Your trading blueprint should outline straightforward entry and exit rules, risk limits, and guidelines for shifting tactics based on conditions. It should apply to any markets you dabble in.
Strategy 1: Focus on Risk Management
When volatility spikes, safeguarding your capital becomes priority number one. This entails taking steps to cap losses on every trade, regardless of what you’re trading.
As Zak stresses, “When the markets get rough, my main focus flips to preserving capital. It’s all about controlling losses and protecting what you’ve already got. That’s more critical than boosting earnings when conditions are erratic.”
Here are some key risk tools to have handy:
- Stop-Losses: These exit trades automatically once prices hit your preset cutoff, restricting potential damage. They work across most markets.
- Position Sizing: Tailoring trade sizes to your appetite for risk and the asset’s turbulence.
- Diversification: Spreading funds over different assets (where possible) or varied instruments within a sector to minimize any single dud’s impact.
Strategy 2: Pounce on Short-Term Swings
While long-haul investing is always sound, volatile times can also unveil chances for quick-fire trades. Zak’s education in penny stocks gave him valuable insights that apply more widely.
“Although long-term buys always deserve consideration, turbulent markets let you capitalize on price jumps and dips over hours or days,” Zak explains. “I learned to spot patterns and use them to get in and out of positions rapidly, banking little profits that accumulate. This style works across other fast-moving sectors.”
Techniques like scalping (micro-short trades), day trading (opening and closing within 24 hours), and swing trading (holding for days or weeks) can pay off when prices oscillate. However, these bring significant risks and require substantial skill, experience, and market understanding. They aren’t for everyone.
Strategy 3: Utilize Technical Analysis
Technical analysis, the art of deciphering price charts and patterns, proves especially handy when markets grow volatile. This applies whether your arena is stocks, forex, pennies, or crypto.
As Zak explains, “Studying the charts can help you spot trends, support, resistance marks, and potential flips. When prices go haywire, these technical cues offer useful pulse-checks on market sentiment and likely movements.”
Indicators can be handy for gauging turbulence and fine-tuning tactics accordingly. Many charting platforms enable overlaying these metrics on price charts across various assets.
Strategy 4: Stay Informed, But Tune Out Hype
Remaining updated on potential market movers is crucial. Yet it’s just as vital to filter noise and avoid knee-jerk reactions to flashy headlines. This rings true regardless of your trading arena.
“You gotta keep sharp by continuing to learn,” Zak emphasizes. “But don’t become hostage to the 24/7 news frenzy.

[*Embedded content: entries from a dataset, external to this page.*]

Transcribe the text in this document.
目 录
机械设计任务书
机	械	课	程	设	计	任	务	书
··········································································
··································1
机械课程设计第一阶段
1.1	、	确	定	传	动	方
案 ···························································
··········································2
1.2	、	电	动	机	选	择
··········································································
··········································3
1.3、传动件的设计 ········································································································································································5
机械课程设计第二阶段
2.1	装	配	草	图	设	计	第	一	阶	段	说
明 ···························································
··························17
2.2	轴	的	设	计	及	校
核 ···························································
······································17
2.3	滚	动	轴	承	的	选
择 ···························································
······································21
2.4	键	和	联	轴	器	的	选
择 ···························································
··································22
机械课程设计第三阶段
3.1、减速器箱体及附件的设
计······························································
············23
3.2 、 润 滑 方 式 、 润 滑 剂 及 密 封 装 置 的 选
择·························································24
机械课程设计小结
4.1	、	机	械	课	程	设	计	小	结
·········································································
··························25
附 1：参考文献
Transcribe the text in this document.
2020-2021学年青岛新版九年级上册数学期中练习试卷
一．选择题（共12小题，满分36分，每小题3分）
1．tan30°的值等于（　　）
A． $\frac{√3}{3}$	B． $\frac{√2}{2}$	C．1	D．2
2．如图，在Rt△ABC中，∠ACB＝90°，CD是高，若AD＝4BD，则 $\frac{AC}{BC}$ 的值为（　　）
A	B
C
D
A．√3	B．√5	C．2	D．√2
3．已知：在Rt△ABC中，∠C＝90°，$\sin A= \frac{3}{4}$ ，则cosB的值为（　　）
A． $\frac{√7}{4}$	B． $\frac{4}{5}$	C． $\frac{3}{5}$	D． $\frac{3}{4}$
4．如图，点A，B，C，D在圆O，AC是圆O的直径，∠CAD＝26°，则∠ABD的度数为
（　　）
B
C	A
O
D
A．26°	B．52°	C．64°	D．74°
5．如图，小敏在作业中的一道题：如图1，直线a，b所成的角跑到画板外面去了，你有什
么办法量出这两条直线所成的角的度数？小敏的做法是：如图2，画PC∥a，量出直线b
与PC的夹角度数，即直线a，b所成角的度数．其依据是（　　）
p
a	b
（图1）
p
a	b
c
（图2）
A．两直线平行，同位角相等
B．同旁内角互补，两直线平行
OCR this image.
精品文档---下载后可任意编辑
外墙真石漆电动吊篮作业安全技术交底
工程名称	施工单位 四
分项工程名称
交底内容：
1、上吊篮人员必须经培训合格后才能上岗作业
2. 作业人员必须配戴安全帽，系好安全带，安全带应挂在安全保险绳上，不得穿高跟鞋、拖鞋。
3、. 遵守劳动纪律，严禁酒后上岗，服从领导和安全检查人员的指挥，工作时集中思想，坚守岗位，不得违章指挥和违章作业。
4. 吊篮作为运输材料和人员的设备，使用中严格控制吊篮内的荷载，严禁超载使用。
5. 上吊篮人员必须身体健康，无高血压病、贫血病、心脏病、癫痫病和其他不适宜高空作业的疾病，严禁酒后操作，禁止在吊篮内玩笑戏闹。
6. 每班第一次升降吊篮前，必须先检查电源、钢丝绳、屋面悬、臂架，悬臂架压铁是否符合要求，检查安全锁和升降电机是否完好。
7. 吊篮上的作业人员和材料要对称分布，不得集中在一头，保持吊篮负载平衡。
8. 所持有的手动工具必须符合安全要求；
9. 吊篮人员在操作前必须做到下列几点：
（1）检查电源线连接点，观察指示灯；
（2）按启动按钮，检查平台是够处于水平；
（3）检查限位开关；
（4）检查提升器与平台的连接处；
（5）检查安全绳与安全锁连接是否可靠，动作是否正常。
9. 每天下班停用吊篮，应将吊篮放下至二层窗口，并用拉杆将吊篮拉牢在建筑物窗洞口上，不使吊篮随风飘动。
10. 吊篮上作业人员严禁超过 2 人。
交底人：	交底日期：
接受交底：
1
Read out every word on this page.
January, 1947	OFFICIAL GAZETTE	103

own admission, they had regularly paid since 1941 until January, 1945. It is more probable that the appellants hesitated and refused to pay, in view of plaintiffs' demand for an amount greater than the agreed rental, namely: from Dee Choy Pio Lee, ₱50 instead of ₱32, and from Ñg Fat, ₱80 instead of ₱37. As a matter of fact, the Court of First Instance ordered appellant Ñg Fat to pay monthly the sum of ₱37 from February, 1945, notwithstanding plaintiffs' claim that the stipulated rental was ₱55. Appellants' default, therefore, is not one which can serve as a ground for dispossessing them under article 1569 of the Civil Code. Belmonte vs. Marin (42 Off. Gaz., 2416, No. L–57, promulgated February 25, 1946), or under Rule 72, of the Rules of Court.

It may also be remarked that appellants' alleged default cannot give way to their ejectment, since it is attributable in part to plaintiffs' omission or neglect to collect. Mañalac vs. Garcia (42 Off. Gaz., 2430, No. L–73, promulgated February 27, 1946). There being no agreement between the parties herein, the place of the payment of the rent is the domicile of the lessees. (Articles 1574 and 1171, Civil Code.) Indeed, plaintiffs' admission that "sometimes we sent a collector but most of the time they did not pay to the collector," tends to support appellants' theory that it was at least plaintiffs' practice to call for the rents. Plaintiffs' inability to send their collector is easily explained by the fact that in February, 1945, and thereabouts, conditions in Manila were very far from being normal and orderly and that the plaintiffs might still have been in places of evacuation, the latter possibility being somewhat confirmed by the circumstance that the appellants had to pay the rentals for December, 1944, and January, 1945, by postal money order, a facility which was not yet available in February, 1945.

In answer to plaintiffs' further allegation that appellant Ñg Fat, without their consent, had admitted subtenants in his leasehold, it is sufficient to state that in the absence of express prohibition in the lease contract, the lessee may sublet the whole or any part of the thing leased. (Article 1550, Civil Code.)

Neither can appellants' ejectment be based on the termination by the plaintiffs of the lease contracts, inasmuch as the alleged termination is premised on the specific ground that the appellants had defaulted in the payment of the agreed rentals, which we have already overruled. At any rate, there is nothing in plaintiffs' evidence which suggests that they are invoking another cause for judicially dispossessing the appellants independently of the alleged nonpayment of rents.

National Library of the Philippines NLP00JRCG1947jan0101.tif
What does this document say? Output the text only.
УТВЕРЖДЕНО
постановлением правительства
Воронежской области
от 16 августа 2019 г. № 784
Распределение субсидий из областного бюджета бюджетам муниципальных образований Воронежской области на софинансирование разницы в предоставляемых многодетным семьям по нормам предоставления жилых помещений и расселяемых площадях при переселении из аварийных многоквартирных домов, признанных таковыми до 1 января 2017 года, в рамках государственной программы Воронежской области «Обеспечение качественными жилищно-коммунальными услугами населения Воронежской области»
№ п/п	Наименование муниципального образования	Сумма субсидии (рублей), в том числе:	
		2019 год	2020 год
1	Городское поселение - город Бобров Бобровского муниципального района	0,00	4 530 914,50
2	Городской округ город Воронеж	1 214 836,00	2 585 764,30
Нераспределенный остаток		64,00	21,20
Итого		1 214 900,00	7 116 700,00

Much of it is fabricated drama, speculation, or old news spun as breaking. It creates panic and clouds judgment.”
He says, “Instead, selectively tune into developments that could seriously impact your existing positions or plan. Are oil supplies tightening, raising questions on production levels? Is speculation mounting over interest rates? Get the need-to-know stuff that affects your strategy.”
Zak concludes, “As much possible, develop some detachment from the short-term winds. Don’t overreact or make sudden big shifts. Have scenarios mapped out in advance for responding to big events.”
The goal is insight into trends – not noise.
Final Word
“Trading when prices jump around isn’t for everyone,” says Zak Westphal. “But if you prepare properly, craft a plan, and control risk, it can be enriching.”
The core principles remain the same in calm or volatile times. Do diligent research, size positions wisely, use stop losses, and watch the charts. Volatility will challenge your nerves. But if you meet it prepared, who knows – you might just thrive in the storm.